Ein Fake: der Putin-Burger

"Hätte damals jemand eine Actionfigur mit Stalin auf einem Bären reitend oder eine Seife mit seinem Gesicht in Umlauf gebracht, er hätte den Rest seines Lebens im Lager verbracht", schreibt Julian Hans in der SÜDDEUTSCHEN ZEITUNG, als wollte er den Kartoffelartikel aus der FAZ ergänzen. Aber tatsächlich möchte er den heutigen Kult um Putin mit dem Stalin-Kult von einst vergleichen:
"Der postmoderne Personenkult Putinscher Prägung lässt sich […] nicht mehr so leicht angreifen, weil er selbstironisch auftritt und seine Verneinung schon in sich trägt. Wer jubelt, bei dem ist sowieso alles klar. Wer den Kult kritisiert, riskiert, als humorfreier Nörgler zu gelten. So bleibt nur das Schweigen, wenn man nicht Teil der Sache werden will.
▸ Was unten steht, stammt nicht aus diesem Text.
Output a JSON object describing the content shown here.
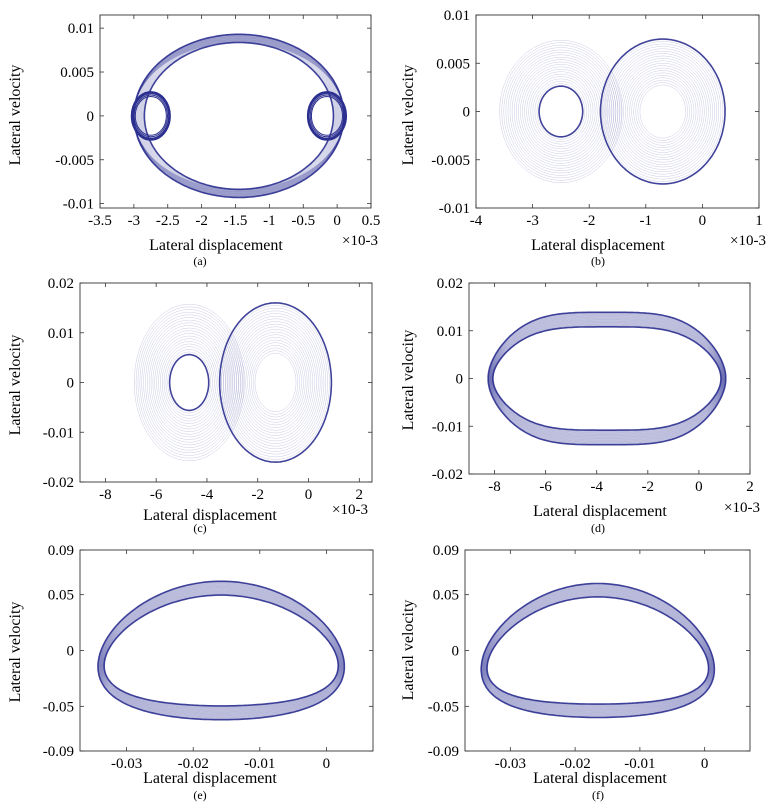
{
  "figure": {
    "line_color": "#2b2f8f",
    "panels": [
      {
        "caption": "(a)",
        "xlabel": "Lateral displacement",
        "ylabel": "Lateral velocity",
        "x_exponent_label": "×10-3",
        "chart_data": {
          "type": "line",
          "title": "",
          "xlabel": "Lateral displacement",
          "ylabel": "Lateral velocity",
          "x_scale_factor": 0.001,
          "xlim": [
            -3.5,
            0.5
          ],
          "ylim": [
            -0.0105,
            0.0115
          ],
          "xticks": [
            -3.5,
            -3,
            -2.5,
            -2,
            -1.5,
            -1,
            -0.5,
            0,
            0.5
          ],
          "xtick_labels": [
            "-3.5",
            "-3",
            "-2.5",
            "-2",
            "-1.5",
            "-1",
            "-0.5",
            "0",
            "0.5"
          ],
          "yticks": [
            -0.01,
            -0.005,
            0,
            0.005,
            0.01
          ],
          "ytick_labels": [
            "-0.01",
            "-0.005",
            "0",
            "0.005",
            "0.01"
          ],
          "grid": false,
          "attractor": {
            "center_x": -1.45,
            "half_width_x": 1.55,
            "center_y": 0,
            "half_height_y": 0.0093,
            "loop_x_left": -2.75,
            "loop_x_right": -0.15,
            "loop_radius_x": 0.28,
            "loop_radius_y": 0.0027,
            "shape": "ellipse-with-loops"
          }
        }
      },
      {
        "caption": "(b)",
        "xlabel": "Lateral displacement",
        "ylabel": "Lateral velocity",
        "x_exponent_label": "×10-3",
        "chart_data": {
          "type": "line",
          "title": "",
          "xlabel": "Lateral displacement",
          "ylabel": "Lateral velocity",
          "x_scale_factor": 0.001,
          "xlim": [
            -4,
            1
          ],
          "ylim": [
            -0.01,
            0.01
          ],
          "xticks": [
            -4,
            -3,
            -2,
            -1,
            0,
            1
          ],
          "xtick_labels": [
            "-4",
            "-3",
            "-2",
            "-1",
            "0",
            "1"
          ],
          "yticks": [
            -0.01,
            -0.005,
            0,
            0.005,
            0.01
          ],
          "ytick_labels": [
            "-0.01",
            "-0.005",
            "0",
            "0.005",
            "0.01"
          ],
          "grid": false,
          "attractor": {
            "center_x": -1.6,
            "half_width_x": 2.3,
            "center_y": 0,
            "half_height_y": 0.0083,
            "lobe_offset_x": 0.9,
            "lobe_radius_x": 1.1,
            "lobe_radius_y": 0.0075,
            "shape": "double-scroll"
          }
        }
      },
      {
        "caption": "(c)",
        "xlabel": "Lateral displacement",
        "ylabel": "Lateral velocity",
        "x_exponent_label": "×10-3",
        "chart_data": {
          "type": "line",
          "title": "",
          "xlabel": "Lateral displacement",
          "ylabel": "Lateral velocity",
          "x_scale_factor": 0.001,
          "xlim": [
            -9,
            2.5
          ],
          "ylim": [
            -0.02,
            0.02
          ],
          "xticks": [
            -8,
            -6,
            -4,
            -2,
            0,
            2
          ],
          "xtick_labels": [
            "-8",
            "-6",
            "-4",
            "-2",
            "0",
            "2"
          ],
          "yticks": [
            -0.02,
            -0.01,
            0,
            0.01,
            0.02
          ],
          "ytick_labels": [
            "-0.02",
            "-0.01",
            "0",
            "0.01",
            "0.02"
          ],
          "grid": false,
          "attractor": {
            "center_x": -3.0,
            "half_width_x": 4.4,
            "center_y": 0,
            "half_height_y": 0.0178,
            "lobe_offset_x": 1.7,
            "lobe_radius_x": 2.2,
            "lobe_radius_y": 0.016,
            "shape": "double-scroll"
          }
        }
      },
      {
        "caption": "(d)",
        "xlabel": "Lateral displacement",
        "ylabel": "Lateral velocity",
        "x_exponent_label": "×10-3",
        "chart_data": {
          "type": "line",
          "title": "",
          "xlabel": "Lateral displacement",
          "ylabel": "Lateral velocity",
          "x_scale_factor": 0.001,
          "xlim": [
            -9,
            2
          ],
          "ylim": [
            -0.02,
            0.02
          ],
          "xticks": [
            -8,
            -6,
            -4,
            -2,
            0,
            2
          ],
          "xtick_labels": [
            "-8",
            "-6",
            "-4",
            "-2",
            "0",
            "2"
          ],
          "yticks": [
            -0.02,
            -0.01,
            0,
            0.01,
            0.02
          ],
          "ytick_labels": [
            "-0.02",
            "-0.01",
            "0",
            "0.01",
            "0.02"
          ],
          "grid": false,
          "attractor": {
            "center_x": -3.6,
            "half_width_x": 4.65,
            "center_y": 0,
            "half_height_y": 0.0155,
            "waist": 0.35,
            "shape": "peanut"
          }
        }
      },
      {
        "caption": "(e)",
        "xlabel": "Lateral displacement",
        "ylabel": "Lateral velocity",
        "x_exponent_label": "",
        "chart_data": {
          "type": "line",
          "title": "",
          "xlabel": "Lateral displacement",
          "ylabel": "Lateral velocity",
          "x_scale_factor": 1,
          "xlim": [
            -0.037,
            0.007
          ],
          "ylim": [
            -0.09,
            0.09
          ],
          "xticks": [
            -0.03,
            -0.02,
            -0.01,
            0
          ],
          "xtick_labels": [
            "-0.03",
            "-0.02",
            "-0.01",
            "0"
          ],
          "yticks": [
            -0.09,
            -0.05,
            0,
            0.05,
            0.09
          ],
          "ytick_labels": [
            "-0.09",
            "-0.05",
            "0",
            "0.05",
            "0.09"
          ],
          "grid": false,
          "attractor": {
            "center_x": -0.0158,
            "half_width_x": 0.0185,
            "center_y": 0,
            "half_height_y": 0.062,
            "tilt": -0.012,
            "shape": "tilted-ring"
          }
        }
      },
      {
        "caption": "(f)",
        "xlabel": "Lateral displacement",
        "ylabel": "Lateral velocity",
        "x_exponent_label": "",
        "chart_data": {
          "type": "line",
          "title": "",
          "xlabel": "Lateral displacement",
          "ylabel": "Lateral velocity",
          "x_scale_factor": 1,
          "xlim": [
            -0.037,
            0.007
          ],
          "ylim": [
            -0.09,
            0.09
          ],
          "xticks": [
            -0.03,
            -0.02,
            -0.01,
            0
          ],
          "xtick_labels": [
            "-0.03",
            "-0.02",
            "-0.01",
            "0"
          ],
          "yticks": [
            -0.09,
            -0.05,
            0,
            0.05,
            0.09
          ],
          "ytick_labels": [
            "-0.09",
            "-0.05",
            "0",
            "0.05",
            "0.09"
          ],
          "grid": false,
          "attractor": {
            "center_x": -0.0165,
            "half_width_x": 0.018,
            "center_y": 0,
            "half_height_y": 0.06,
            "tilt": -0.014,
            "shape": "tilted-ring"
          }
        }
      }
    ]
  }
}
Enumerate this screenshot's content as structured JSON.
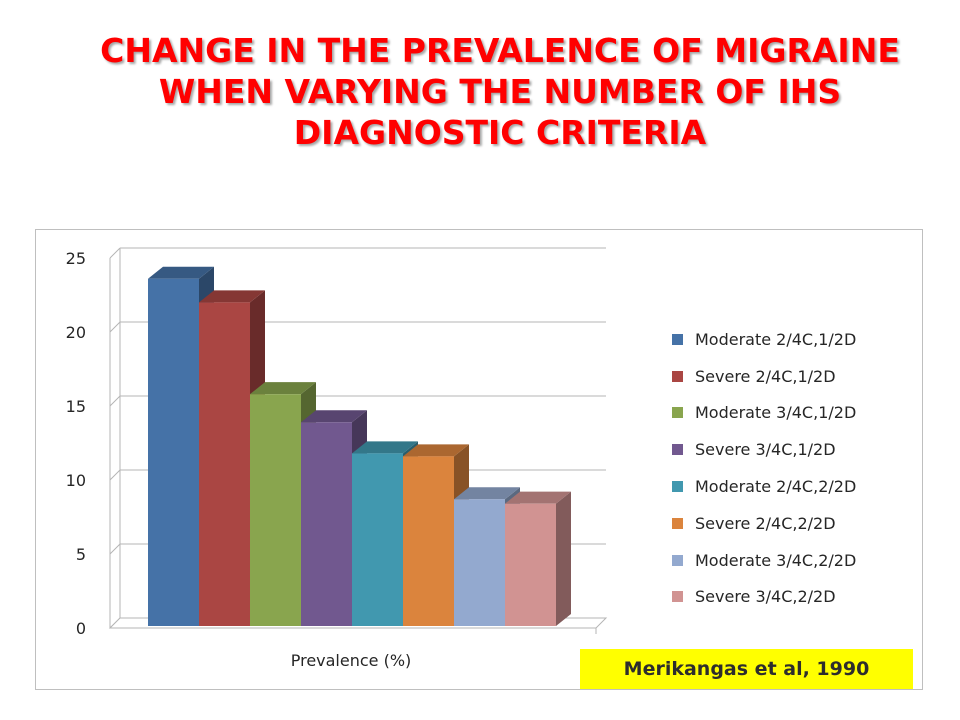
{
  "slide": {
    "title_lines": [
      "CHANGE IN THE PREVALENCE OF MIGRAINE",
      "WHEN VARYING THE  NUMBER OF IHS",
      "DIAGNOSTIC CRITERIA"
    ],
    "citation": "Merikangas et al, 1990"
  },
  "chart_data": {
    "type": "bar",
    "style": "3d-clustered-column",
    "xlabel": "Prevalence (%)",
    "ylabel": "",
    "ylim": [
      0,
      25
    ],
    "yticks": [
      "0",
      "5",
      "10",
      "15",
      "20",
      "25"
    ],
    "grid": true,
    "legend_position": "right",
    "series": [
      {
        "name": "Moderate 2/4C,1/2D",
        "value": 23.6,
        "color": "#4572a7"
      },
      {
        "name": "Severe 2/4C,1/2D",
        "value": 22.0,
        "color": "#aa4643"
      },
      {
        "name": "Moderate 3/4C,1/2D",
        "value": 15.8,
        "color": "#89a54e"
      },
      {
        "name": "Severe 3/4C,1/2D",
        "value": 13.9,
        "color": "#71588f"
      },
      {
        "name": "Moderate 2/4C,2/2D",
        "value": 11.8,
        "color": "#4198af"
      },
      {
        "name": "Severe 2/4C,2/2D",
        "value": 11.6,
        "color": "#db843d"
      },
      {
        "name": "Moderate 3/4C,2/2D",
        "value": 8.7,
        "color": "#93a9cf"
      },
      {
        "name": "Severe 3/4C,2/2D",
        "value": 8.4,
        "color": "#d19392"
      }
    ]
  }
}
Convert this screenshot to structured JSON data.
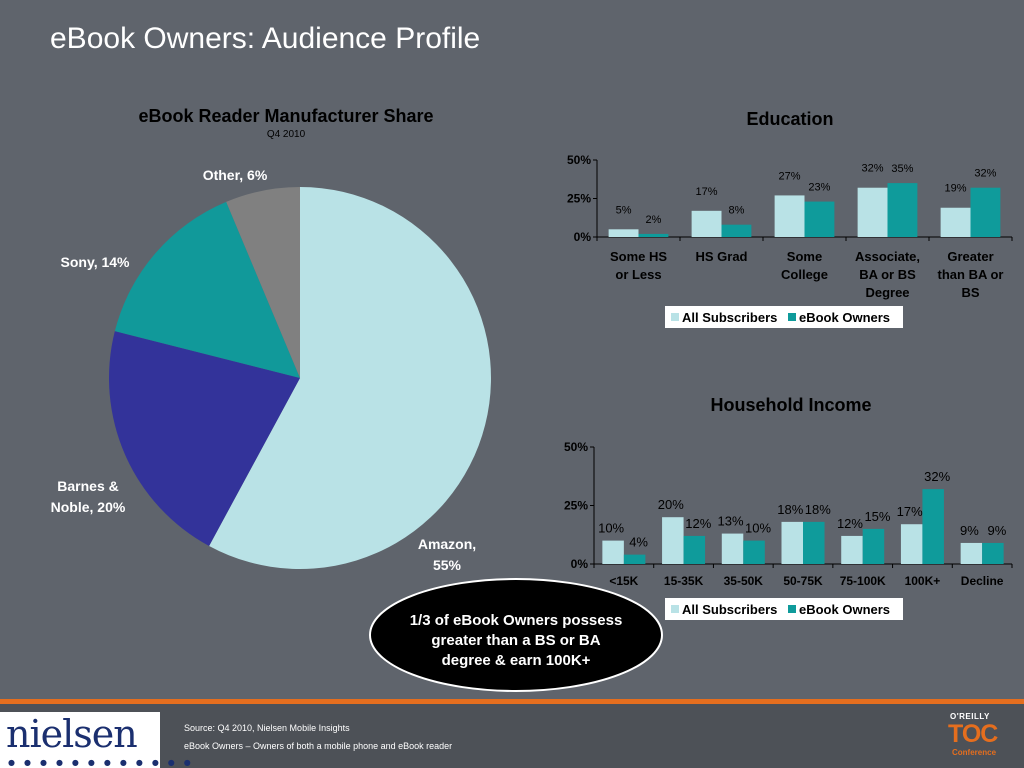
{
  "slide": {
    "title": "eBook Owners: Audience Profile",
    "callout": [
      "1/3 of eBook Owners possess",
      "greater than a BS or BA",
      "degree & earn 100K+"
    ]
  },
  "footer": {
    "source": "Source: Q4 2010, Nielsen Mobile Insights",
    "note": "eBook Owners – Owners of both a mobile phone and eBook reader",
    "nielsen_logo": "nielsen",
    "oreilly": "O'REILLY",
    "toc": "TOC",
    "conference": "Conference"
  },
  "colors": {
    "background": "#5f646c",
    "all_subscribers": "#b9e2e6",
    "ebook_owners": "#0f9b9b",
    "amazon": "#b9e2e6",
    "barnes_noble": "#33339a",
    "sony": "#11999a",
    "other": "#808080",
    "accent": "#e56e1e"
  },
  "chart_data": [
    {
      "type": "pie",
      "title": "eBook Reader Manufacturer Share",
      "subtitle": "Q4 2010",
      "slices": [
        {
          "label": "Amazon,",
          "value": 55,
          "value_label": "55%",
          "color": "#b9e2e6"
        },
        {
          "label": "Barnes &",
          "label2": "Noble,",
          "value": 20,
          "value_label": "20%",
          "color": "#33339a"
        },
        {
          "label": "Sony,",
          "value": 14,
          "value_label": "14%",
          "color": "#11999a"
        },
        {
          "label": "Other,",
          "value": 6,
          "value_label": "6%",
          "color": "#808080"
        }
      ]
    },
    {
      "type": "bar",
      "title": "Education",
      "categories": [
        [
          "Some HS",
          "or Less"
        ],
        [
          "HS Grad"
        ],
        [
          "Some",
          "College"
        ],
        [
          "Associate,",
          "BA or BS",
          "Degree"
        ],
        [
          "Greater",
          "than BA or",
          "BS"
        ]
      ],
      "series": [
        {
          "name": "All Subscribers",
          "values": [
            5,
            17,
            27,
            32,
            19
          ],
          "color": "#b9e2e6"
        },
        {
          "name": "eBook Owners",
          "values": [
            2,
            8,
            23,
            35,
            32
          ],
          "color": "#0f9b9b"
        }
      ],
      "yticks": [
        "0%",
        "25%",
        "50%"
      ],
      "ylim": [
        0,
        50
      ],
      "legend": "bottom"
    },
    {
      "type": "bar",
      "title": "Household Income",
      "categories": [
        [
          "<15K"
        ],
        [
          "15-35K"
        ],
        [
          "35-50K"
        ],
        [
          "50-75K"
        ],
        [
          "75-100K"
        ],
        [
          "100K+"
        ],
        [
          "Decline"
        ]
      ],
      "series": [
        {
          "name": "All Subscribers",
          "values": [
            10,
            20,
            13,
            18,
            12,
            17,
            9
          ],
          "color": "#b9e2e6"
        },
        {
          "name": "eBook Owners",
          "values": [
            4,
            12,
            10,
            18,
            15,
            32,
            9
          ],
          "color": "#0f9b9b"
        }
      ],
      "yticks": [
        "0%",
        "25%",
        "50%"
      ],
      "ylim": [
        0,
        50
      ],
      "legend": "bottom"
    }
  ]
}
Und schweigende Bürger (oder Untertanen) sind in unfreien Gesellschaften gern gesehen."

Noch kultigerer Kult

Um den Kult noch kultiger zu machen, habe man es in Russland nicht immer so genau mit der Wahrheit genommen, berichtet Julian Hans weiter:
"Als Putin im vergangenen Oktober 65 wurde, berichtete das Staatsfernsehen, ein New Yorker Restaurant habe ihm zu Ehren eigens einen Putin-Burger kreiert. Ein Kilo und 952 Gramm schwer, weil 1952 Putins Geburtsjahr ist. Nur stellte sich bald heraus, dass die Reporter einen Kellner bezahlt hatten und die Szene gestellt war. Es gab nur einen Putin-Burger, nämlich den, der für die russischen Fernsehzuschauer gebraten wurde."
Drum können auch Sie, liebe Hörer, von diesem Burger leider nicht kosten. Aber mit Cheddar-Käse könnten Sie sich es richtig gut gehen lassen und natürlich auch mit der altbewährten deutschen Kartoffel. Guten Appetit!